Jadi dalam setiap misi tempurnya pasukan khusus TNI harus mampu menjalankan tugas yang tidak bisa dilaksanakan oleh pasukan reguler karena membutuhkan kemampuan-kemampuan khusus, dan harus bisa bertempur menggunakan senjata apapun.
Selain mahir mengoperasikan beragam senjata api, pasukan khusus seperti Kopassus juga harus mahir bertarung menggunakan tangan kosong,seutas tali, dan pisau.
Pasalnya dalam pertempuran jangka panjang atau pertempuran yang tidak seimbang, setiap personel pasukan khusus bisa kehabisan peluru dan harus melanjutkan pertempuran meski hanya bersenjata sebilah pisau belati.
Prinsip bertempur sampai mati meski hanya bersenjata sebilah pisau komando demi memenangkan pertempuran itu ternyata bukan hanya cerita isapan jempol karena pernah dialami sendiri oleh prajurit Kopassus, Pratu Suparlan ketika bertempur di Timor-Timur pada tahun 1980.
Pratu Suparlan yang sedang bertempur bersama sejumlah prajurit Kopassus dan Kostrad posisinya ternyata berhasil didesak oleh gempuran gerilyawan Fretilin yang menyerang secara mengepung dan berjumlah lebih banyak.
Regu Suparlan yang bertempur mati-matian satu persatu gugur termasuk seorang prajurit Kostrad yang bersenjata senapan mesin ringan jenis Minimi.
Dalam kondisi yang kritis itu regu Suparlan yang bertempur sambil mundur akan mengalami kehancuran jika tidak segera datang bala bantuan atau tidak ada yang berani mengorbankan diri.

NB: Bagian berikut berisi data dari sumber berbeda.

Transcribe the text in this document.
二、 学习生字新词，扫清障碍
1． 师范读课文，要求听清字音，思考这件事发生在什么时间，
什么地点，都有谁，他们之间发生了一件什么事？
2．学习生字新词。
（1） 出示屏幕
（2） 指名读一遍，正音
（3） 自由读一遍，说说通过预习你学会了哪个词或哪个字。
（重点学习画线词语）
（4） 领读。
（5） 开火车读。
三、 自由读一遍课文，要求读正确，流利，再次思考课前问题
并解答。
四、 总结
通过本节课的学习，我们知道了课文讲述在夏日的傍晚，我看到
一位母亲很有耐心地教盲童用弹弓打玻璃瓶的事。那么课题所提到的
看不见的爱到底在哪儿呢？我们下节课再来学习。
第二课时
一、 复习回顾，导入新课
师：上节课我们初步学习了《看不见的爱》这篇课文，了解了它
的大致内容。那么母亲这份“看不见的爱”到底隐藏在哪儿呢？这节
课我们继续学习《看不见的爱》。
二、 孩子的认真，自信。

Tiba-tiba atas inisiatif sendiri, Suparlan yang saat itu berada di posisi paling belakang regunya dan bergerak perlahan karena terus diserang gencar Fretilin, melompat maju dan langsung menyambar senapan mesin Minimi dari prajurit Kostrad yang telah gugur.
Dengan senjata mesin ringan yang berisi ratusan peluru itu, Suparlan lalu merangsek maju menyongsong para gerilya Fretilin yang saat itu terus melakukan pengejaran sambil menembakan senjata secara membabi-buta.
Sejumlah peluru senjata Fretilin sempat menghantam tubuh Suparlan dan membuatnya goyah.